Avon AI prevents duplicate conversations from being processed multiple times, but following good data hygiene practices ensures clean ingestion.

Best Practices:

  • Ensure each conversation file contains a unique "conversation_id".
  • Use stable IDs — if the same conversation is re-uploaded with the same ID, it will be ignored.
  • Avoid uploading the same file under multiple prefixes.
  • Use timestamps in filenames to make tracking easier (e.g., conv-2025-01-15-001.json).

Notes:

  • Avon AI performs internal idempotency checks per agent_id + conversation_id.
  • If duplicates are detected, only the latest valid record is retained.
  • For recurring ingestion, use versioned or timestamped folders to avoid overlap.

Step 7: Disable or Remove Source

If you need to temporarily pause or permanently remove an S3 source:

  1. Go to Settings → Data Import.
  2. Under S3 Sources, locate the source you wish to disable.
  3. Click the three-dot menu (⋮) next to it.
  4. Choose "Disable" to pause ingestion or "Remove" to delete the source.

Behavior:

  • Disabled sources will stop ingestion but remain listed for reactivation.
  • Removed sources will delete the configuration permanently (no data loss in S3).
  • You can add the same bucket again later using "Add S3 Source".

Notes:

  • Disabling is recommended if you need to pause ingestion for maintenance or testing.
  • Removing is recommended only when the bucket is no longer used or replaced.

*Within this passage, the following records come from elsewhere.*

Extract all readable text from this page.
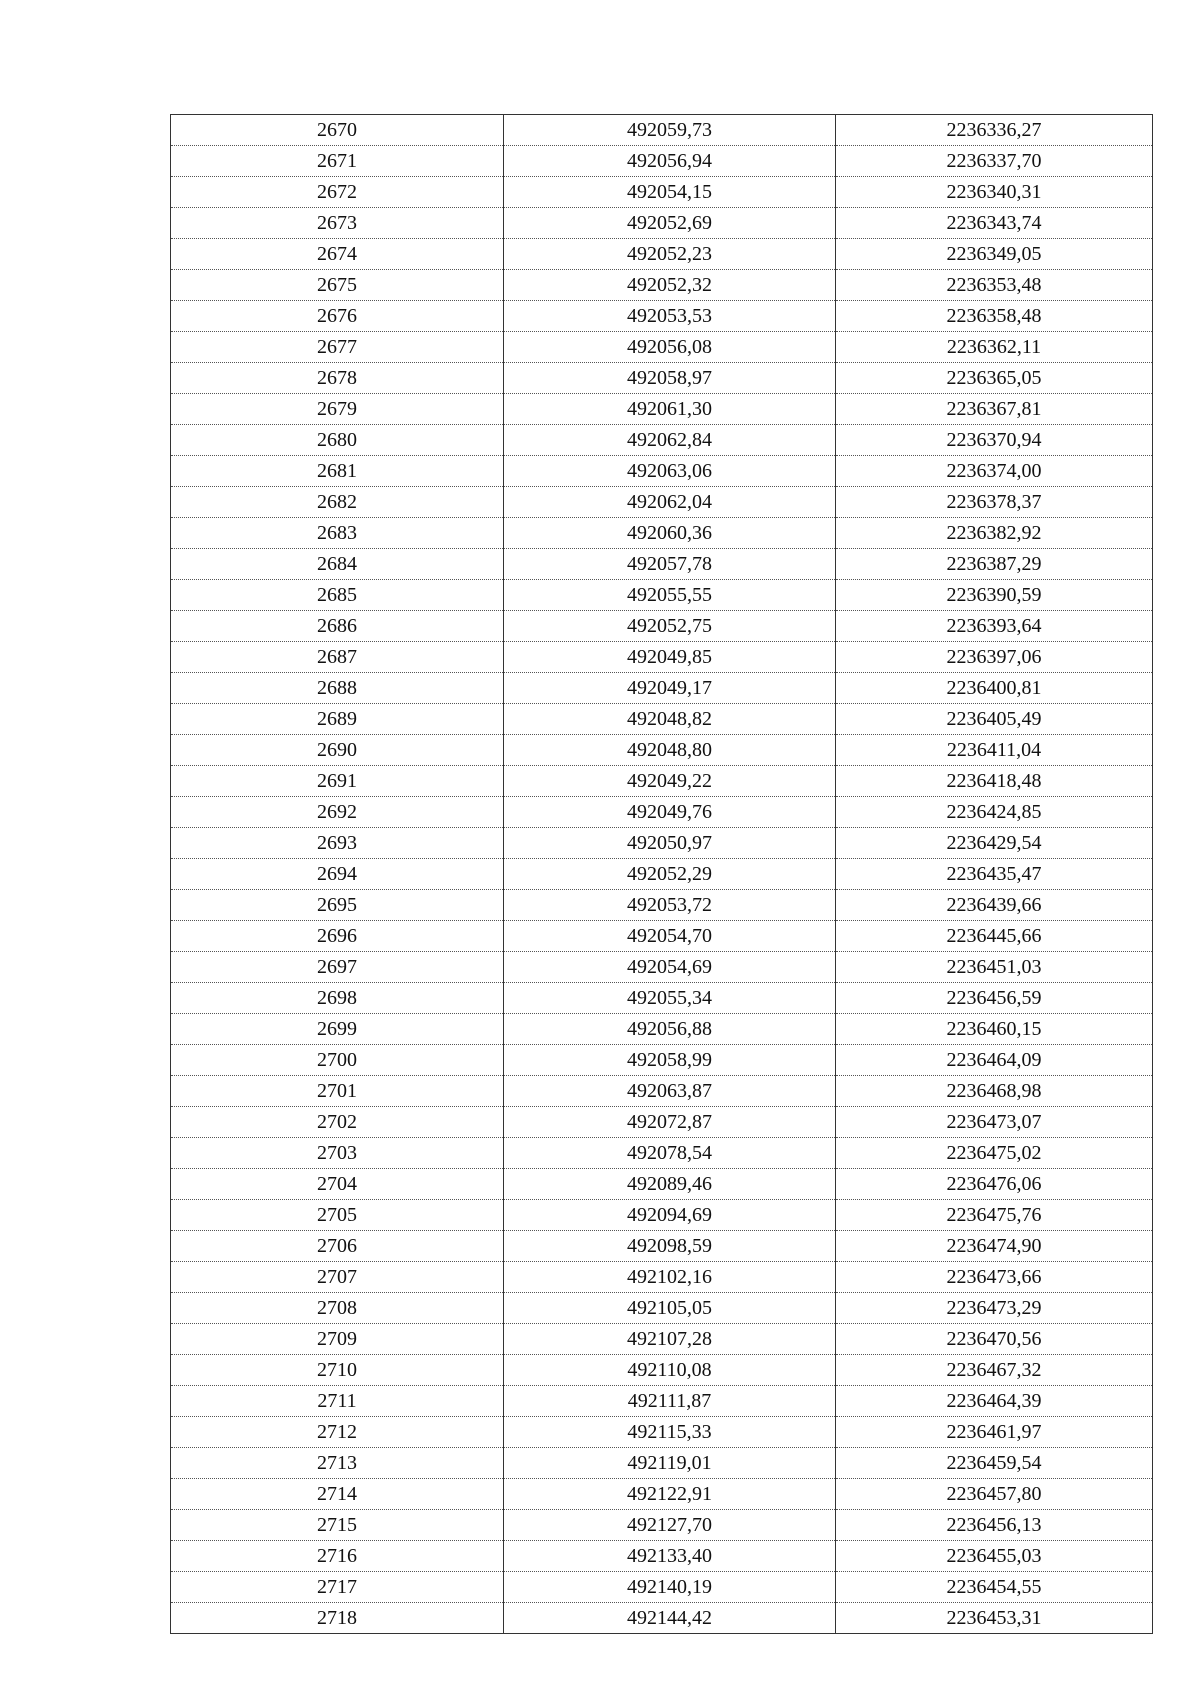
2670	492059,73	2236336,27
2671	492056,94	2236337,70
2672	492054,15	2236340,31
2673	492052,69	2236343,74
2674	492052,23	2236349,05
2675	492052,32	2236353,48
2676	492053,53	2236358,48
2677	492056,08	2236362,11
2678	492058,97	2236365,05
2679	492061,30	2236367,81
2680	492062,84	2236370,94
2681	492063,06	2236374,00
2682	492062,04	2236378,37
2683	492060,36	2236382,92
2684	492057,78	2236387,29
2685	492055,55	2236390,59
2686	492052,75	2236393,64
2687	492049,85	2236397,06
2688	492049,17	2236400,81
2689	492048,82	2236405,49
2690	492048,80	2236411,04
2691	492049,22	2236418,48
2692	492049,76	2236424,85
2693	492050,97	2236429,54
2694	492052,29	2236435,47
2695	492053,72	2236439,66
2696	492054,70	2236445,66
2697	492054,69	2236451,03
2698	492055,34	2236456,59
2699	492056,88	2236460,15
2700	492058,99	2236464,09
2701	492063,87	2236468,98
2702	492072,87	2236473,07
2703	492078,54	2236475,02
2704	492089,46	2236476,06
2705	492094,69	2236475,76
2706	492098,59	2236474,90
2707	492102,16	2236473,66
2708	492105,05	2236473,29
2709	492107,28	2236470,56
2710	492110,08	2236467,32
2711	492111,87	2236464,39
2712	492115,33	2236461,97
2713	492119,01	2236459,54
2714	492122,91	2236457,80
2715	492127,70	2236456,13
2716	492133,40	2236455,03
2717	492140,19	2236454,55
2718	492144,42	2236453,31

Final Checklist — Before You Go Live

Run through this list to ensure your S3 ingestion is correctly configured and reliable.

  1. Agent Mapping
  • Confirm each file includes a valid "agent_id" that exists in the platform.
  • Spot-check 1–2 files to ensure the agent_id matches the intended agent.
  1. JSON Schema & Encoding
  • Validate your JSON/JSONL with a linter.
  • Verify ISO-8601 timestamps (YYYY-MM-DDTHH:MM:SSZ).
  • Ensure UTF-8 encoding and no stray BOM characters.
  1. S3 Pathing & Naming
  • Use a consistent prefix (e.g., conversations/YYYY/MM/DD/).
  • Filenames are unique and stable; include dates or IDs to avoid collisions.
  1. Permissions & Security
  • Bucket policy grants ListBucket (scoped to prefix) and GetObject to the ingestion principal.
  • (If used) KMS permissions allow decrypt for the same principal.
  • No write/delete permissions granted to the ingestion principal (read-only).
  • PII/Compliance: decide what to redact via missing_info and enable relevant validators.
  1. Data Import Configuration
  • Settings → Data Import → S3 Source is added and shows the correct bucket path.
  • Source status is “Enabled”; Last Discovery timestamp is recent.
  • Daily limits understood (e.g., 500 MB) and file size ≤ 50 MB.
  1. Dry Run / Sample Ingestion
  • Upload a small sample file to the configured prefix.
  • Wait for the hourly scan (or use Refresh if available).
  • Verify Daily Usage increases and the file is listed as discovered/ingested.
  1. Post-Ingestion Verification
  • Go to AI Admin Panel → Conversation Analysis.
  • Find the sample by conversation_id/agent_id and confirm messages, logs, and user_data render correctly.
  • Review any validation alerts or quality scores.
  1. De-duplication & Idempotency
  • Ensure each conversation has a unique conversation_id.
  • Re-upload test with the same ID to confirm the platform ignores duplicates (or behaves as expected).
  1. Monitoring & Alerts
  • Decide who monitors Data Import (owners, frequency).
  • (If available) Configure alerting for failures/timeouts.
  • Document a quick “what to check first” when ingestion fails.
  1. Retention & Lifecycle
  • S3 Lifecycle rules in place (archive/delete after X days).
  • Keep at least 7 days of history for troubleshooting.
  1. Disable/Remove Playbook
  • Know how to pause ingestion (Disable) during maintenance.
  • Know how to Remove the source safely without affecting existing S3 data.
  1. Go-live gate:
  • Sample files ingested and visible in Conversation Analysis.
  • No schema errors; validators behave as expected.
  • Team acknowledges limits, monitoring plan, and rollback steps.